Elle a donc attaqué la collectivité pour défaut d’entretien normal de l’ouvrage.
Le juge administratif a rejeté sa demande en relevant que le dommage ne résultait pas de l’ouvrage, mais du comportement de la victime. Elle ne circulait pas sur une voie publique ou ses dépendances (accotements). Certes, d’autres automobilistes se garaient à cet endroit en raison d’une forte fréquentation du plan d’eau alors qu’il existait à proximité un parking public.
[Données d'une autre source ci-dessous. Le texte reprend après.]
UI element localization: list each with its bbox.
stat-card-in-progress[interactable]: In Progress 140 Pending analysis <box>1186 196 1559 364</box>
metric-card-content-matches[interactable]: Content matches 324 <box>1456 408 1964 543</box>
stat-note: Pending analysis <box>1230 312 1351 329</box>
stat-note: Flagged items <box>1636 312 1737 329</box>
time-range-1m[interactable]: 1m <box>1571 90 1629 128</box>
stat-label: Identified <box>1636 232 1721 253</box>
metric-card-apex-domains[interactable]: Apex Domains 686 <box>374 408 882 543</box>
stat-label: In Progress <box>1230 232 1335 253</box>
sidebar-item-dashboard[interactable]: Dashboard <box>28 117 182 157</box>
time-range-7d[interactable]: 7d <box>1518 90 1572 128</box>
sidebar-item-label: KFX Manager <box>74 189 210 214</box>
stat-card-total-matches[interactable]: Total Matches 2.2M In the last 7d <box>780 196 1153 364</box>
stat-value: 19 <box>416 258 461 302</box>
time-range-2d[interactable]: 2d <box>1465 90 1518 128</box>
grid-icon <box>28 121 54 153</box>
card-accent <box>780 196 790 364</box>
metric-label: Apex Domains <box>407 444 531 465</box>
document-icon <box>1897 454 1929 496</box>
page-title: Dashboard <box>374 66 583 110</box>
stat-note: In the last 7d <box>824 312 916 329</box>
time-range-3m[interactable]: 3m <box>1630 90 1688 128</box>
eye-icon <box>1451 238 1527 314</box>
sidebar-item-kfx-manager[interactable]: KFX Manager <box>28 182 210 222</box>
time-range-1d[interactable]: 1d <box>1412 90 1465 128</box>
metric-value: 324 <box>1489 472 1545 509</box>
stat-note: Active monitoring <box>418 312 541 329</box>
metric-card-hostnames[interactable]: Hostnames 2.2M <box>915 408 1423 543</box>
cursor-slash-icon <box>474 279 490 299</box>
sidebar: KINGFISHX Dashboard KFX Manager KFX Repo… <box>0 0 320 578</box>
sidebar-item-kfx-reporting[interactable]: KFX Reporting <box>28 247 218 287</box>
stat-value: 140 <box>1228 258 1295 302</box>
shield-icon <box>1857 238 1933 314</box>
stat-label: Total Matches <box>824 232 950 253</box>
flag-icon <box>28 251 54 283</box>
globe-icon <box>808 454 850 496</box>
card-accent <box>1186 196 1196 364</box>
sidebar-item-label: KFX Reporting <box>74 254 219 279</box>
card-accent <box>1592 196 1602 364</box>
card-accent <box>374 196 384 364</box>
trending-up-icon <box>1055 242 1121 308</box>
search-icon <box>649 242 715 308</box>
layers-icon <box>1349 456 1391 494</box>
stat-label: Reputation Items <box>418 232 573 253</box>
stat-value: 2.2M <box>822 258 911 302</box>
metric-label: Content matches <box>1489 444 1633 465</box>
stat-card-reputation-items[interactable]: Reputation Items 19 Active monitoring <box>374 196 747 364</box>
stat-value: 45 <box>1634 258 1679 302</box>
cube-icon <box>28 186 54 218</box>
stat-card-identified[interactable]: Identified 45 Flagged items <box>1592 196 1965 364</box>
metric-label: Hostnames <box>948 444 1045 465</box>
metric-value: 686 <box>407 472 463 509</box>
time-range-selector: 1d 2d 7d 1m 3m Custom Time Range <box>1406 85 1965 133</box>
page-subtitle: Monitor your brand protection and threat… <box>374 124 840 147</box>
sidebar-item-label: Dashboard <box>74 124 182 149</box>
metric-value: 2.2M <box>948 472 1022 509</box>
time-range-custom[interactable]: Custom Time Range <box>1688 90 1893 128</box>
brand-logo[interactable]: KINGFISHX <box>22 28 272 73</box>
En outre, même si le maire n’avait pas interdit le stationnement à cet endroit, l’automobiliste devait observer une vigilance particulière pour cet espace non aménagé et non prévu à cet effet.
Il a été retenu que l’accident avait bien pour origine l’imprudence de la victime, et n’était donc pas imputable à l’ouvrage. De plus, la commune n’avait pas l’obligation d’éclairer cet espace non prévu pour le stationnement.